Washington: Engineers including an Indian-origin have developed a new wireless communication system which allows devices to interact with each other without relying on batteries or wires for power.
The new communication technique, which the researchers call `ambient backscatter,` takes advantage of the TV and cellular transmissions that already surround us around the clock.
Two devices communicate with each other by reflecting the existing signals to exchange information.
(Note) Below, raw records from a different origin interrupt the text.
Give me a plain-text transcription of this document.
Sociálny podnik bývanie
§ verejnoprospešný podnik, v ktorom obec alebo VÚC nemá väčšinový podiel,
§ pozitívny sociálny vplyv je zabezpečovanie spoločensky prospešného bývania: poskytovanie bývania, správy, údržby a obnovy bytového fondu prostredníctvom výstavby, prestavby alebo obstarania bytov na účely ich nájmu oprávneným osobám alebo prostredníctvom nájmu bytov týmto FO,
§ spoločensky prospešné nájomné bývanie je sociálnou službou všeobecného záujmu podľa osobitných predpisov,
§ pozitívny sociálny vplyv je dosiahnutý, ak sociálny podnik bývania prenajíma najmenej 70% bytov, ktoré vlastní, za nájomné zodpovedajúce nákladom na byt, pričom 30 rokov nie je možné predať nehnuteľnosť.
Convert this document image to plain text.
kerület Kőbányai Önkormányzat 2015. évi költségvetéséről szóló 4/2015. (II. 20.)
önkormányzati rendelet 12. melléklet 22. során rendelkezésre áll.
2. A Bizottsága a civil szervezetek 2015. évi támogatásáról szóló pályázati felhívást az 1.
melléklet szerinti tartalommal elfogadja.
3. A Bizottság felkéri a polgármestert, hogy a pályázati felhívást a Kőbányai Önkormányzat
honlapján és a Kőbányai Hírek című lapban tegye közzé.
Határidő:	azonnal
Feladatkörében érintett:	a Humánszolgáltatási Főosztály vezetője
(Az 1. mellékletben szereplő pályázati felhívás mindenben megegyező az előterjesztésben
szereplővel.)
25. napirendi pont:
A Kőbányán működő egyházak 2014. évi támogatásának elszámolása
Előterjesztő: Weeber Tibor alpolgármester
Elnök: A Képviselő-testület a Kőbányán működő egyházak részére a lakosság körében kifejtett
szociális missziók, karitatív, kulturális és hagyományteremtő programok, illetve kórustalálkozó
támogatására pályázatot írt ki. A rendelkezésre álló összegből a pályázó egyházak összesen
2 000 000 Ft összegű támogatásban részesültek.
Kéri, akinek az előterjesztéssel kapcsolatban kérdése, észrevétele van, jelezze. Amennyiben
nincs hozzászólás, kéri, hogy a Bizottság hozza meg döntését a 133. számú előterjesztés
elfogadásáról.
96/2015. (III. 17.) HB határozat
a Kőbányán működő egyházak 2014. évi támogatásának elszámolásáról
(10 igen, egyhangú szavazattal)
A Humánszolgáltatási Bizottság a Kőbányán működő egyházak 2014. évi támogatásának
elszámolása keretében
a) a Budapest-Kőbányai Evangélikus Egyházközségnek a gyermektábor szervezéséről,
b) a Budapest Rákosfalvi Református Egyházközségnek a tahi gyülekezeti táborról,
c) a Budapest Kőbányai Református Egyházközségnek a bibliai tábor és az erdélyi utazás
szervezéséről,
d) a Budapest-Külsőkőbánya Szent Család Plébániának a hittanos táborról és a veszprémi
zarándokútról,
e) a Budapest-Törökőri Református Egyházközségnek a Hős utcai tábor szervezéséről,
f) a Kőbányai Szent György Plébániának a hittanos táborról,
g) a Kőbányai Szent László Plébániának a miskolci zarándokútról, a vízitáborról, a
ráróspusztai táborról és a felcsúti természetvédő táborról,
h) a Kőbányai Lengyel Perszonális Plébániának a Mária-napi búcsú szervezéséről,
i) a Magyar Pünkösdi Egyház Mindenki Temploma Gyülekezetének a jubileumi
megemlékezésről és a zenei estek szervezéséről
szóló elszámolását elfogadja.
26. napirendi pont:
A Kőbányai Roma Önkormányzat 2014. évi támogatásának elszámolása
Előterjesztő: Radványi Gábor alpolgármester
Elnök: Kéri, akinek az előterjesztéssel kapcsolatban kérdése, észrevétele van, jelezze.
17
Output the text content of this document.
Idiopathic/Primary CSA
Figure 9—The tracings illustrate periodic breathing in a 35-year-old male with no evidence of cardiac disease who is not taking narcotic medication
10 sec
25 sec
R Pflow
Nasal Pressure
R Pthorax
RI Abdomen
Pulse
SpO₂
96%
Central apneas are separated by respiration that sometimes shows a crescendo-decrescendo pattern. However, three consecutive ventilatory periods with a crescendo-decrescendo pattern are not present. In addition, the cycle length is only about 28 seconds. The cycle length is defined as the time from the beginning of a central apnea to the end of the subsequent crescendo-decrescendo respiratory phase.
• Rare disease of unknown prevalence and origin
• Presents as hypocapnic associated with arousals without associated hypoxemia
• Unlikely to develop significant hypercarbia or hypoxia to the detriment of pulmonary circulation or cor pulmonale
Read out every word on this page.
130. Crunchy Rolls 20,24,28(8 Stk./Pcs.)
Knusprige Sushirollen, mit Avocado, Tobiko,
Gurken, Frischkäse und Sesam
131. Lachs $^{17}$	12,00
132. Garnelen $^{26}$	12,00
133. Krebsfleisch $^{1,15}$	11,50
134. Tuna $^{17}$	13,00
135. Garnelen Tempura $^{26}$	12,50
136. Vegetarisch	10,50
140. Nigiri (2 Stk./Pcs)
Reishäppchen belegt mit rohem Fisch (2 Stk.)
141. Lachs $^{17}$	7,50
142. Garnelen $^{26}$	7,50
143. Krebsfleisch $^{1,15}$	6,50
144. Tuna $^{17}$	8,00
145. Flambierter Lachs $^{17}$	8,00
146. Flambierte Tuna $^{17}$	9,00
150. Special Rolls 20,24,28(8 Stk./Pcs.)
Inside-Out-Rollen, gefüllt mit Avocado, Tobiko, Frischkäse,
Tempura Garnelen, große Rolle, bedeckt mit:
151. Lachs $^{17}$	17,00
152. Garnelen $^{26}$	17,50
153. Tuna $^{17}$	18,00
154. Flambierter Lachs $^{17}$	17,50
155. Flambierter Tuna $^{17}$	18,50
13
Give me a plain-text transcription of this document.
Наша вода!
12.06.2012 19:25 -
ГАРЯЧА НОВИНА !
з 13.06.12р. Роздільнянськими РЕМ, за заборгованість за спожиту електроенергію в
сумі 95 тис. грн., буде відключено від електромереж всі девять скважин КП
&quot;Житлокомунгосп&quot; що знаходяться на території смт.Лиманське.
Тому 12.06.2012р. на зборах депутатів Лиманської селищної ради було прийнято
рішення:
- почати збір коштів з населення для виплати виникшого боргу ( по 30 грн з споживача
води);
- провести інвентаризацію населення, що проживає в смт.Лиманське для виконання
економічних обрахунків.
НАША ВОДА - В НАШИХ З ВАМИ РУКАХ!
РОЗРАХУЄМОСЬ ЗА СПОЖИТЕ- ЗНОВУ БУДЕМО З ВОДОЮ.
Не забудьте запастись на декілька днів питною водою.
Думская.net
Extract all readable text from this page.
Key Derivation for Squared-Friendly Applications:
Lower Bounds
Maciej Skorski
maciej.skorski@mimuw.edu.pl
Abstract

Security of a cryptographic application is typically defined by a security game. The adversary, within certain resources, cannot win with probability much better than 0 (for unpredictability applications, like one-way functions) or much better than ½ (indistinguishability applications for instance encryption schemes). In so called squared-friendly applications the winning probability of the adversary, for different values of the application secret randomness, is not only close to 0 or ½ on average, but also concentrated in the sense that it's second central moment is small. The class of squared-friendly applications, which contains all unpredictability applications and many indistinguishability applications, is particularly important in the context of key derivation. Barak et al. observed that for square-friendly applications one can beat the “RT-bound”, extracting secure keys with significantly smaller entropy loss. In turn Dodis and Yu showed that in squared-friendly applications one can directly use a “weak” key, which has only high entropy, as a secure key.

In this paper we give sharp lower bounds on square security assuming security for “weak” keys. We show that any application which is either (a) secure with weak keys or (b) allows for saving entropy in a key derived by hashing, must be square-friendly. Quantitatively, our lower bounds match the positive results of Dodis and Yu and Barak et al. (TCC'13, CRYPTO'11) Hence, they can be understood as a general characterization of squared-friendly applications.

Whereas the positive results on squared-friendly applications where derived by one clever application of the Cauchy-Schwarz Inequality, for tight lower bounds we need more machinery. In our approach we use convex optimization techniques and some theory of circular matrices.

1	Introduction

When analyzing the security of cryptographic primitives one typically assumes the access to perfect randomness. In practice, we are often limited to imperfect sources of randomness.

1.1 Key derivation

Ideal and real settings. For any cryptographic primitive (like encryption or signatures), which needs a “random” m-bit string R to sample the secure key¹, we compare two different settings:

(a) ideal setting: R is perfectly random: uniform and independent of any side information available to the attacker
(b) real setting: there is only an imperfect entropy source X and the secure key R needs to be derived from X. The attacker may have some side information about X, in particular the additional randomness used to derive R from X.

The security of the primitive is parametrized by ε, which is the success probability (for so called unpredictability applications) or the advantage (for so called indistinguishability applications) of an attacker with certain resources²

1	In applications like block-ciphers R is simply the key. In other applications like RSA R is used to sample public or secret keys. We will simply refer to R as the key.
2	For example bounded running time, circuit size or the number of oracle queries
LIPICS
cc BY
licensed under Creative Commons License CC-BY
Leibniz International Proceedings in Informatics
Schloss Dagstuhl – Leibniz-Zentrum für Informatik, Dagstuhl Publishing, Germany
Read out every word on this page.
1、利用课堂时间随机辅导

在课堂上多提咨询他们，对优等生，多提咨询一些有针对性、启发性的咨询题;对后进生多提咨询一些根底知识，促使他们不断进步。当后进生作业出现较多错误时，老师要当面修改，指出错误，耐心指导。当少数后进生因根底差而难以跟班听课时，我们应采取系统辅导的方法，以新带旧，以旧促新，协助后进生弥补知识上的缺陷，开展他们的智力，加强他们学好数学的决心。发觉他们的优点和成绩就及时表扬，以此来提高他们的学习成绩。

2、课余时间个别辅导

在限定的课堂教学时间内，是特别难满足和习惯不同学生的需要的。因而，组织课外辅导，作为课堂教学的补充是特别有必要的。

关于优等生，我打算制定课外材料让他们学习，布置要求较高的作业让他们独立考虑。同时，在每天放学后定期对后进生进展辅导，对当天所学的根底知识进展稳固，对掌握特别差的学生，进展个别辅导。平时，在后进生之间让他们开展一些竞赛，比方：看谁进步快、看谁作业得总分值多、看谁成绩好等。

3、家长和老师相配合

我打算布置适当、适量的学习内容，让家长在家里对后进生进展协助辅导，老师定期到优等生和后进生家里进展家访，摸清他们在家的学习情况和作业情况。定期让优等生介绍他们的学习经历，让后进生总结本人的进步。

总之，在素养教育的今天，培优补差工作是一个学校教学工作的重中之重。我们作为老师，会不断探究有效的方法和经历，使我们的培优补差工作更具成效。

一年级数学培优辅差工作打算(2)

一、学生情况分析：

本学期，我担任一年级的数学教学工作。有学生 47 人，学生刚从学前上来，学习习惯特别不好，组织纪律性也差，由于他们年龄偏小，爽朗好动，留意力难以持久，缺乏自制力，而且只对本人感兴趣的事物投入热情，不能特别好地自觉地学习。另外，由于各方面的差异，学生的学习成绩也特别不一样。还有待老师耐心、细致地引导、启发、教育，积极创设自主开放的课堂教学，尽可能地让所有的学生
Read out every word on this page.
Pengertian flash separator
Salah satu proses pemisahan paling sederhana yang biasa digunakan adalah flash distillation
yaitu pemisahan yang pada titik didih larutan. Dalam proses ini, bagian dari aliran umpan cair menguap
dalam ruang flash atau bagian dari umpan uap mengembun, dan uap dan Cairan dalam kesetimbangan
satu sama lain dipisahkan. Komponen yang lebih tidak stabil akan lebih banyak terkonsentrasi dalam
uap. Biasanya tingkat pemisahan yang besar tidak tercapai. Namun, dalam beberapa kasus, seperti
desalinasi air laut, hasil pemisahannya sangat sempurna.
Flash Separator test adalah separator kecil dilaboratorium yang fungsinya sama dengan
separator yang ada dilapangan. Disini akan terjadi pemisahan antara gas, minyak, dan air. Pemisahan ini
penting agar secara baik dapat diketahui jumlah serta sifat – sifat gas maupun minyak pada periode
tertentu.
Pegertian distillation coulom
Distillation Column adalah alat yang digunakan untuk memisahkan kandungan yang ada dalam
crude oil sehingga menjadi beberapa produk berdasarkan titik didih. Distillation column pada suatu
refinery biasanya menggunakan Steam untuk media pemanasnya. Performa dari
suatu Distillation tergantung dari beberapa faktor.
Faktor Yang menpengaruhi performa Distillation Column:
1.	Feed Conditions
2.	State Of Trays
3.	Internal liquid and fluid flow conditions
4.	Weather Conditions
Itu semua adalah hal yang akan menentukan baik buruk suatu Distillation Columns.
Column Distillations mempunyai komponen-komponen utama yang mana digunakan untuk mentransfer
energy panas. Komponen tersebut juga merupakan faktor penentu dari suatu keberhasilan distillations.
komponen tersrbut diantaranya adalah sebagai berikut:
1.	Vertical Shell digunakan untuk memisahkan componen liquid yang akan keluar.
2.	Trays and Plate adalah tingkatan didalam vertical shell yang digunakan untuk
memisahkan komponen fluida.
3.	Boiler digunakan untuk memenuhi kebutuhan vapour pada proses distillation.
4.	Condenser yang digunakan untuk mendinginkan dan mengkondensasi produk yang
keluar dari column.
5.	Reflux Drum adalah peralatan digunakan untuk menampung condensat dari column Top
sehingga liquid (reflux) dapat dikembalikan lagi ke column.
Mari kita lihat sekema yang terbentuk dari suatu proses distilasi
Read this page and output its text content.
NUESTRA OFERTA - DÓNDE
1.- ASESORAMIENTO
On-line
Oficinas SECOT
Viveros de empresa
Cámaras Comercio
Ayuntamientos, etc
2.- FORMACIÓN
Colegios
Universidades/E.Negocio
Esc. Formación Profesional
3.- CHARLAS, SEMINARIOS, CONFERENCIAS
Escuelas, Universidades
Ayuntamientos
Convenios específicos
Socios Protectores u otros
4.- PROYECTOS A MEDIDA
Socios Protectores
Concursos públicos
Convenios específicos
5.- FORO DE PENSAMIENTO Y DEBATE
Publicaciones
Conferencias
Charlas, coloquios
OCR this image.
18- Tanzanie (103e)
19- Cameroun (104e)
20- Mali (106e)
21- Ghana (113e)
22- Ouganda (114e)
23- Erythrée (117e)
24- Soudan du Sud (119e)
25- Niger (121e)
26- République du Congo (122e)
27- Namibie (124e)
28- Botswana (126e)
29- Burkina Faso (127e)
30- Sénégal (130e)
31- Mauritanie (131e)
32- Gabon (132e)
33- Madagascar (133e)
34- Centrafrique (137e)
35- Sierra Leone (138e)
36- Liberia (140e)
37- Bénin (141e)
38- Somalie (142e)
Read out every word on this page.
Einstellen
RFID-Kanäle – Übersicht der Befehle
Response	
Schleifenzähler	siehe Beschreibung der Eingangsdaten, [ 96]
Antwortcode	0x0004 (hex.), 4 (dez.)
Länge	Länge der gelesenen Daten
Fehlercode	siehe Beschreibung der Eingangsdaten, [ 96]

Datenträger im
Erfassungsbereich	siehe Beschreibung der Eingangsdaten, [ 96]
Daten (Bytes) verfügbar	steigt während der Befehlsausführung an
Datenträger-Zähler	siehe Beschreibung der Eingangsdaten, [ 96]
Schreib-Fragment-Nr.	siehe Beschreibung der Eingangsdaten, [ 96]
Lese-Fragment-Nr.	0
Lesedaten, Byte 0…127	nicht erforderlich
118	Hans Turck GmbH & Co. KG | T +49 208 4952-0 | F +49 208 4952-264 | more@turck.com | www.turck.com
The researchers built small, battery-free devices with antennas that can detect, harness and reflect a TV signal, which then is picked up by other similar devices.
The technology could enable a network of devices and sensors to communicate with no power source or human attention needed.
Lead researcher Shyam Gollakota, a UW assistant professor of computer science and engineering, said that they are hoping that it is going to have applications in a number of areas including wearable computing, smart homes and self-sustaining sensor networks.
Joshua Smith, a UW associate professor of computer science and engineering and of electrical engineering, said that their devices form a network out of thin air.
He said that people can reflect these signals slightly to create a Morse code of communication between battery-free devices.
The researchers tested the ambient backscatter technique with credit card-sized prototype devices placed within several feet of each other. For each device the researchers built antennas into ordinary circuit boards that flash an LED light when receiving a communication signal from another device.
Groups of the devices were tested in a variety of settings in the Seattle area, including inside an apartment building, on a street corner and on the top level of a parking garage. These locations ranged from less than half a mile away from a TV tower to about 6.5 miles away.
They found that the devices were able to communicate with each other, even the ones farthest from a TV tower. The receiving devices picked up a signal from their transmitting counterparts at a rate of 1 kilobit per second when up to 2.5 feet apart outdoors and 1.5 feet apart indoors. This is enough to send information such as a sensor reading, text messages and contact information.
The findings have been published in the Association for Computing Machinery`s Special Interest Group.